Ich wünsche mir eine Bahn nach schweizer Vorbild, pünktlich und dicht vernetzt. Was ich nicht will, ist eine globaler Konzern, der irgendwann womöglich den Zugverkehr wegen Unrentabilität ganz einstellt oder eine Bahn wie in England.
Mit freundlichen Grüßen
Rolf Schaufelberger
Sehr geehrter Herr Schaufelberger,
nachdem die Bahn jahrzehntelang auf dem Rückzug war, sowohl im Personenverkehr als auch im Frachtverkehr, war klar, dass das Unternehmen als Behördenbahn keine Zukunft hatte.
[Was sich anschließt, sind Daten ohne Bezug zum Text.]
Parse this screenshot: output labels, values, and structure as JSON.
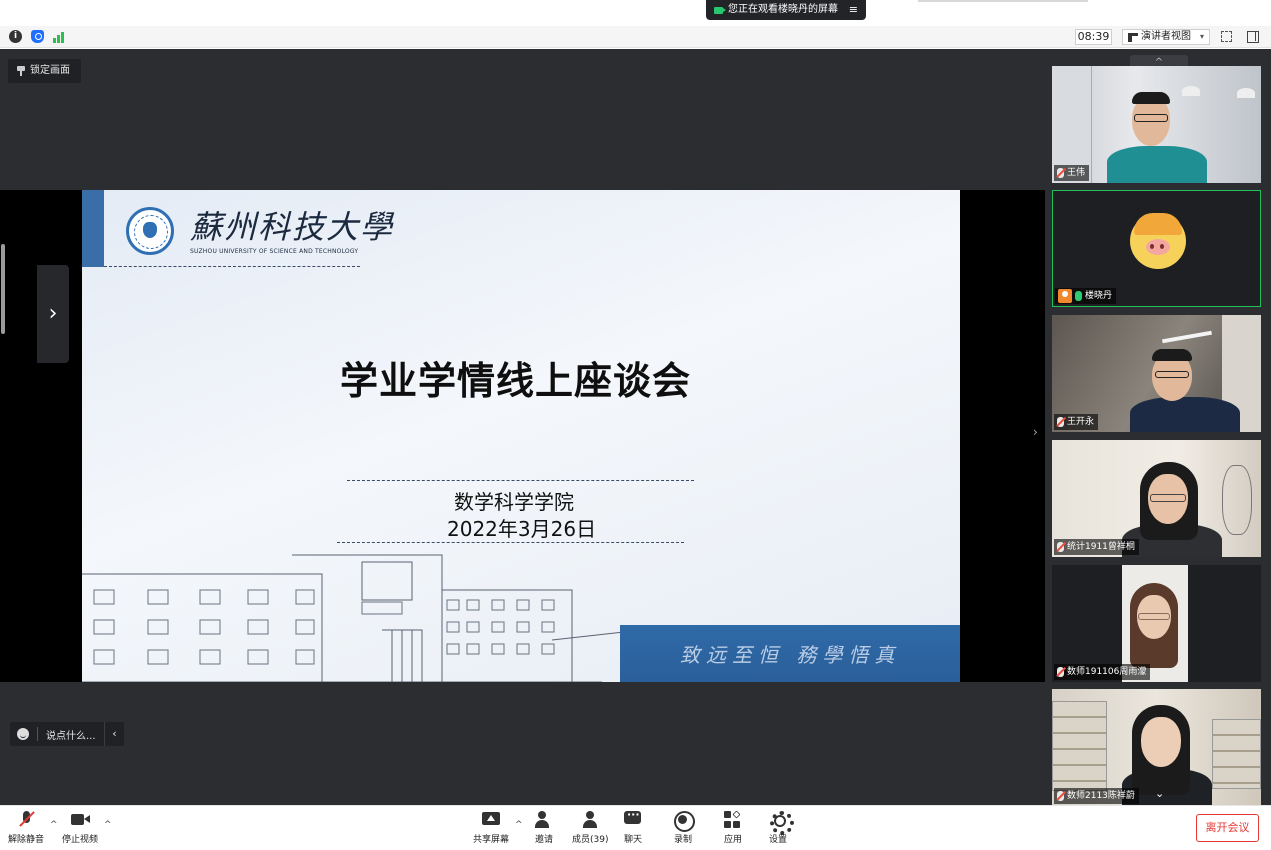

Der Marktanteil der Eisenbahn sank bis Anfang der neunziger Jahre im Güterverkehr auf unter 20 Prozent – und das trotz wachsendem Verkehrsaufkommen! Die gleichzeitig drastisch ansteigende Verschuldung ließ die Bahn zu einem Haushaltsrisiko werden - bis zum Jahre 1994 summierte sich der Schuldenberg auf circa 34 Milliarden Euro. Daher wurde 1994 die Bahnreform eingeläutet.
Im ersten Teil der Bahnreform haben wir 1994 die Bahn in eine Aktiengesellschaft umgewandelt. Der Bund bestimmt den Kurs, die Bahn hat unternehmerische Freiheit. Seitdem sind wir erheblich vorangekommen: verbesserter Service, neue Züge, umsatzstarkes Unternehmen. Die Bahnreisenden können den Vergleich damals zu heute ziehen – ohne Zweifel ein Erfolg.
Jetzt gehen wir mit der Bahnreform II weiter, denn wir stehen vor neuen Herausforderungen: Die Bahn muss sich auf dem deutschen Markt gegen Wettbewerber aus dem Ausland behaupten und sich ab 2010 im offenen internationalen Personenverkehr durchsetzen. Sie soll im ländlichen Raum präsent sein und zugleich internationale Transporte organisieren. Dafür braucht sie Kapital, um Züge zu beschaffen, Bahnhöfe zu renovieren und einen attraktiven Personenverkehr anzubieten. Das sichert 230.000 Arbeitsplätze in Deutschland.
Der am 24. Juli 2007 vom Kabinett verabschiedete Gesetzentwurf zur teilweisen Kapitalprivatisierung der DB AG setzt in der Grundstruktur den Entschließungsantrag der Koalitionsfraktionen vom vergangenen Jahr um. In diesem Kompromiss hatte sich die Union mit der Forderung durchgesetzt, dass die Eisenbahninfrastruktur jetzt in staatlichem Eigentum bleibt. Der SPD war wichtig, dass die DB AG die Infrastruktur, nicht nur bewirtschaften, sondern auch weiterhin bilanzieren kann. Der Tiefensee-Entwurf versucht, beides in Einklang zu bringen. Allerdings werden sich die Koalitionsfraktionen kritisch hiermit auseinandersetzen – das letzte Wort ist also noch nicht gesprochen!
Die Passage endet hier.